Tuesday, 26 October 2010

EU collective redress regulation needed? Undoubtedly so.

Joaquín Almunia (Vice President of the European Commission responsible for Competition Policy) gave a speech in Brussels on 21 October 2010 addressing the 'State of Play and Future Outlook'.

In his speech Mr. Alumnia devotes some time to the problem of private enforcement and the lack of effective measures for collective redress.

"All EU citizens and businesses should enjoy the right to obtain compensation for damages caused by a breach of EU law. But in reality, their rights depend on where they live in Europe. About half of the Member States don't have any form of collective action, and even where this right is recognised, its use is very diverse both in scope and effectiveness.

Last week, the College of Commissioners debated these and other issues related to collective redress. The discussion was prepared by an information note I put forward together with my colleagues Reding and Dalli, developing the ideas the three of us had anticipated to the EP during our confirmation hearings last January.

The College agreed on the need for a coherent EU framework to strengthen collective redress across Europe that would draw on the different European national traditions. At the same time, we are committed to avoid the excesses and drawbacks of the US system.

Five principles for group actions across the Union were agreed:

•We should ensure effective compensation for everyone who has suffered damages, recalling that group claims are often cheaper and more practical than individual claims.

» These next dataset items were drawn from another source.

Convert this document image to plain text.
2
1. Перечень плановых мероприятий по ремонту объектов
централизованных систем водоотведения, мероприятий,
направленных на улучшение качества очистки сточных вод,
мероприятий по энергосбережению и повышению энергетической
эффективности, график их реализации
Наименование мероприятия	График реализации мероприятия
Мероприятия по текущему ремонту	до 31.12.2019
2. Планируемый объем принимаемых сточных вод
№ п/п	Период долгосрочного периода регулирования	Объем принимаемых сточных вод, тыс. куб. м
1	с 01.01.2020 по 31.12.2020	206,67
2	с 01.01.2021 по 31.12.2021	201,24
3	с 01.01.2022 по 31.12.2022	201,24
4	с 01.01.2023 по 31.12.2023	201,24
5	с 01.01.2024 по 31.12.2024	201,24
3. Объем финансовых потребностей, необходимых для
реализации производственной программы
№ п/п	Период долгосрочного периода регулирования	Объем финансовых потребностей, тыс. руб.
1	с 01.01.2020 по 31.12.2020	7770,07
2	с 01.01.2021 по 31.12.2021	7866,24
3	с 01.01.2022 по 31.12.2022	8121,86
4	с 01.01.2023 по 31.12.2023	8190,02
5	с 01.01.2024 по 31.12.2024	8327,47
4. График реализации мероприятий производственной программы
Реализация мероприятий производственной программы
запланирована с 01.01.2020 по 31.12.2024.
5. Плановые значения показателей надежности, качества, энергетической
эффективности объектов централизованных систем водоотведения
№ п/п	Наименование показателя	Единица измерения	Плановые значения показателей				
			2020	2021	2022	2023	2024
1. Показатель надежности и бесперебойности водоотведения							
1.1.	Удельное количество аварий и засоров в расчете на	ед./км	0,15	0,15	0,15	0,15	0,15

•We should put strong safeguards against abusive litigation;

•We should consider settlements or systems in addition to court proceedings to resolve disputes;

Collective judgements should be enforceable throughout the EU; and

•Finally, we should ensure that adequate financing can be allowed so as to give citizens and businesses – especially SME’s – fair access to justice.

We decided to launch a public consultation from this coming November until the end of February 2011. In light of the replies that we will receive, we will propose a framework for collective redress.

This framework would become the basis for possible legislative initiatives in several policy areas including competition, environment, consumer protection, and others.(...)"

It's good to hear that we are getting closer to having the collective redress actions for consumers sufficiently regulated.